|Wu, Qingzhong -|
|Prager, Katherine -|
|Goldstein, Tracey -|
|Galloway, Renee -|
|Zuerner, Richard -|
|Lloyd-Smith, James -|
|Schwacke, Lori -|
Submitted to: Veterinary Microbiology
Publication Type: Peer Reviewed Journal
Publication Acceptance Date: April 11, 2014
Publication Date: August 11, 2014
Repository URL: http://handle.nal.usda.gov/10113/59506
Citation: Wu, Q., Prager, K.C., Goldstein, T., Alt, D.P., Galloway, R.L., Zuerner, R.L., Lloyd-Smith, J.O., Schwacke, L. 2014. Development of a real-time PCR for the detection of pathogenic Leptospira spp. in California sea lions. Veterinary Microbiology. 110(3):165-172. Interpretive Summary: Leptospira spp are pathogens that can cause clinical illness in livestock, humans and wildlife. A disease syndrome in sea lions has been linked to infection with Leptospira. Current methods for diagnosis of this infection suffer from several drawbacks. Sampling of tissues is too invasive, culture suffers from low sensitivity and is time consuming, and testing of serum cannot differentiate prior exposure from current infection. In this study, we report development of a rapid and specific real-time PCR assay for the detection of pathogenic Leptospira spp. in California sea lions (Zalophus californianus). Comparisons between the assay and culture for detection of pathogenic Leptospira spp. in urine and kidney tissue from California sea lions showed that the assay was more sensitive than culture. These studies indicated that real-time PCR is a sensitive and specific assay for the rapid detection of pathogenic Leptospira spp. in marine mammals. This work will be of value to veterinarians and marine biologists in guiding diagnosis and treatment options for sea lions which are suspected of being infected with Leptospira. Because Leptospira can also spread to livestock and humans, this work may also have veterinary and public health implications in that infection in sea lions may indicate a potential risk for both livestock and clinical disease in humans.

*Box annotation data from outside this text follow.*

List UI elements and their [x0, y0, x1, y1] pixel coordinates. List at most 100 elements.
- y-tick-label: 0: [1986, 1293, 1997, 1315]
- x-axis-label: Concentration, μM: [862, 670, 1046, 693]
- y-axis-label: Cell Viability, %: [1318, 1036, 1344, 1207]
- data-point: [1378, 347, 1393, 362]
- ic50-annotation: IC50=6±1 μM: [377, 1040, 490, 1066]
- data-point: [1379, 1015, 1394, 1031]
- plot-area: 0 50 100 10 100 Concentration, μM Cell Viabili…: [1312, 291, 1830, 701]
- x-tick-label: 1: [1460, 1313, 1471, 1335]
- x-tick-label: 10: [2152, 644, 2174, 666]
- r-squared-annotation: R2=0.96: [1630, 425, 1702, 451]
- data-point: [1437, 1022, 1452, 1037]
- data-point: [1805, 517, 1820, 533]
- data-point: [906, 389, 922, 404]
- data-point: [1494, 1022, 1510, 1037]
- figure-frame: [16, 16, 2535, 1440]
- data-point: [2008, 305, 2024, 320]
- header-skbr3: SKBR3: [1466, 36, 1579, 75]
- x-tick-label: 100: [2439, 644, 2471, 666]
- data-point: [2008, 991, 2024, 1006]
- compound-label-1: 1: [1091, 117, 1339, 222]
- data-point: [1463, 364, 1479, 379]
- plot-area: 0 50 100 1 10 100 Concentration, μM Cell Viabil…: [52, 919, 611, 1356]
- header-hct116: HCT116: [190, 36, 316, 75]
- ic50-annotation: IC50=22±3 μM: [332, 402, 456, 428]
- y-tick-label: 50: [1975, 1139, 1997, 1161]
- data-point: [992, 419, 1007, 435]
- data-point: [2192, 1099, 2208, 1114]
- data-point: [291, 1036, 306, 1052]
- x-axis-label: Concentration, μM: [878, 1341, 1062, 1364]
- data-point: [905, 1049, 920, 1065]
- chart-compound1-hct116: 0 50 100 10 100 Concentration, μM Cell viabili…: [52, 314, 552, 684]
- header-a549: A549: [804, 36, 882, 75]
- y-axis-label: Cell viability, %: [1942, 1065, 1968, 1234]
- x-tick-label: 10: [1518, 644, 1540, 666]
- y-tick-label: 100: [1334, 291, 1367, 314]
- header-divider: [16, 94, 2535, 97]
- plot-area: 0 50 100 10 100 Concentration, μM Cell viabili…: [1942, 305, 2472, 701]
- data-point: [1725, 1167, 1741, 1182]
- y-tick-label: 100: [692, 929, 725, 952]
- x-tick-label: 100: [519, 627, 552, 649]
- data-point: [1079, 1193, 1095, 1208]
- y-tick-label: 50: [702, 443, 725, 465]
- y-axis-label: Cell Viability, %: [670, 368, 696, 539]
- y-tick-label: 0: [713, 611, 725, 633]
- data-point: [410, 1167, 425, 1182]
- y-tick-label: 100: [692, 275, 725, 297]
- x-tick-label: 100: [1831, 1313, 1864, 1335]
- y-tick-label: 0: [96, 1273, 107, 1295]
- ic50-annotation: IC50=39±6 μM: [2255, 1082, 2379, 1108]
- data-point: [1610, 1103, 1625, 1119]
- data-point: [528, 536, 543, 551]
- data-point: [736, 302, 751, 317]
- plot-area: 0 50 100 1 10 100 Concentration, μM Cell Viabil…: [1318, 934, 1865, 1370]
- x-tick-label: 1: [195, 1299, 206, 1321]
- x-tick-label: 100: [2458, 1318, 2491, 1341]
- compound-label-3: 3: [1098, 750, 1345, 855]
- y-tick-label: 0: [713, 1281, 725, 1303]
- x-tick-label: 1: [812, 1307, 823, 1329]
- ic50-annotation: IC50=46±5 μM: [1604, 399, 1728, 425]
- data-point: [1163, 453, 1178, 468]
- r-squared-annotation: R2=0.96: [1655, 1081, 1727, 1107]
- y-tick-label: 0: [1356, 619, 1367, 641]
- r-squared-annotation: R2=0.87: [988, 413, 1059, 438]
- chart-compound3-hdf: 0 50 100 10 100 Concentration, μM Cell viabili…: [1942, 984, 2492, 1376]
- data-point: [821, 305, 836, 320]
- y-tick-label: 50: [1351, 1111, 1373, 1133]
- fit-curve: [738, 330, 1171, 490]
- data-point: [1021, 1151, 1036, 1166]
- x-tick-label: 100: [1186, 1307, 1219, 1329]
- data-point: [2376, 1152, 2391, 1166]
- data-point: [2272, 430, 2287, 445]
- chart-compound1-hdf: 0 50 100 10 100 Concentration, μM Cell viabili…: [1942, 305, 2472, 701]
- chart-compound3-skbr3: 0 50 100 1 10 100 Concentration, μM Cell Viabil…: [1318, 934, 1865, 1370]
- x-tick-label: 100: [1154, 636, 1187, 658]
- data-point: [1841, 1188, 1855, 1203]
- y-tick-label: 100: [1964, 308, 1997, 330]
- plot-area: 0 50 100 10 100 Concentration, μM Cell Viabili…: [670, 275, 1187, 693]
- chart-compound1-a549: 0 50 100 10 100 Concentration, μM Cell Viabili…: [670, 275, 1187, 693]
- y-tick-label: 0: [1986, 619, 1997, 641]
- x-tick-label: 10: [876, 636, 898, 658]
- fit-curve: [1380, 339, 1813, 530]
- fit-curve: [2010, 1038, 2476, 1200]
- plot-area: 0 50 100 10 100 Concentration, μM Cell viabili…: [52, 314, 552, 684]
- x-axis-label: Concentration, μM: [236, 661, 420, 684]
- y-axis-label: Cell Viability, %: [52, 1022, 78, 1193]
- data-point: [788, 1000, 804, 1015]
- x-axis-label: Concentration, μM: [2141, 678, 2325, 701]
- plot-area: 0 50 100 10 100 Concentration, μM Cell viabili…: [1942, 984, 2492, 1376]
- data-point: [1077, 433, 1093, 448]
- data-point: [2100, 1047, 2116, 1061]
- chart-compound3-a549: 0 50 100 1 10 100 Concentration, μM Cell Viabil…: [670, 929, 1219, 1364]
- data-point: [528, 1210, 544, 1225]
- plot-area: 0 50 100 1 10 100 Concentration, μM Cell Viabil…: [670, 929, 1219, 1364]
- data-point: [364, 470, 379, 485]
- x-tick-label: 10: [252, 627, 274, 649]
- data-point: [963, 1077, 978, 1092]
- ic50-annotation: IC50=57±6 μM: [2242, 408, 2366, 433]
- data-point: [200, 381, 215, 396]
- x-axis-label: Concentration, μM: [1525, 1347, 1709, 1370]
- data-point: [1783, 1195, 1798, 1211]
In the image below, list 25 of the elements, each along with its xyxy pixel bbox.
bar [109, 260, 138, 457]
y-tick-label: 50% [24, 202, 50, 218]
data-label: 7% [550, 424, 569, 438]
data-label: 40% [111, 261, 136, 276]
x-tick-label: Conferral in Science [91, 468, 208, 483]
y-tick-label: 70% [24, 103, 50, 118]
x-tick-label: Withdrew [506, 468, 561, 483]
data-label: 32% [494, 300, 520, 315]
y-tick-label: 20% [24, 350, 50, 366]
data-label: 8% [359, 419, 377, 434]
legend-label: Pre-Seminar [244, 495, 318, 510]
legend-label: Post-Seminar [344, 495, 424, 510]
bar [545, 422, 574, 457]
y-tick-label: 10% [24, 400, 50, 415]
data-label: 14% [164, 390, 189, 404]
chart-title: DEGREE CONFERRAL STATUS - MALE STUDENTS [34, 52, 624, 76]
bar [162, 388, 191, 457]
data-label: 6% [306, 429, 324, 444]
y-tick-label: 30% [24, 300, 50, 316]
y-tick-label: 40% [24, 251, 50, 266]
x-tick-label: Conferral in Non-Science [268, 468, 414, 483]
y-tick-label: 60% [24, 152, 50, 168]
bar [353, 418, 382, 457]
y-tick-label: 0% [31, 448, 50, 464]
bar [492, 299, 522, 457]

Technical Abstract: Rapid detection of pathogenic Leptospira spp. in marine mammals is challenging: microbiological culture can take 3-6 months and has low sensitivity, immunohistochemical staining of kidney to detect leptospires is invasive and time consuming, and serological methods, such as the microscopic agglutination test, detect antibodies indicative of prior exposure but are not diagnostic for current infection. This study reports a rapid and specific assay for the detection of pathogenic Leptospira spp. in California sea lions (Zalophus californianus) using real-time PCR using primers and a probe targeting the lipL32 gene, which is present only in pathogenic Leptospira spp. The limit of detection of this assay was determined to be three genome copies per PCR volume using L. interrogans serovar Pomona DNA. This PCR assay was found to be 100% sensitive for all pathogenic leptospiral serovars tested. Cross-reaction did not occur with strains of L. biflexa and L. inadai and any of the non-Leptospira pathogens tested. Comparisons between the real-time PCR assay and culture isolation for detection of pathogenic Leptospira spp. in urine and kidney tissue samples from California sea lions showed that real-time PCR was more sensitive than culture. Inclusion of an internal amplification control in the real-time PCR assay showed no inhibitory effects in PCR negative samples. These studies indicated that real-time PCR is a sensitive and specific assay for the rapid detection of pathogenic Leptospira spp. in marine mammals.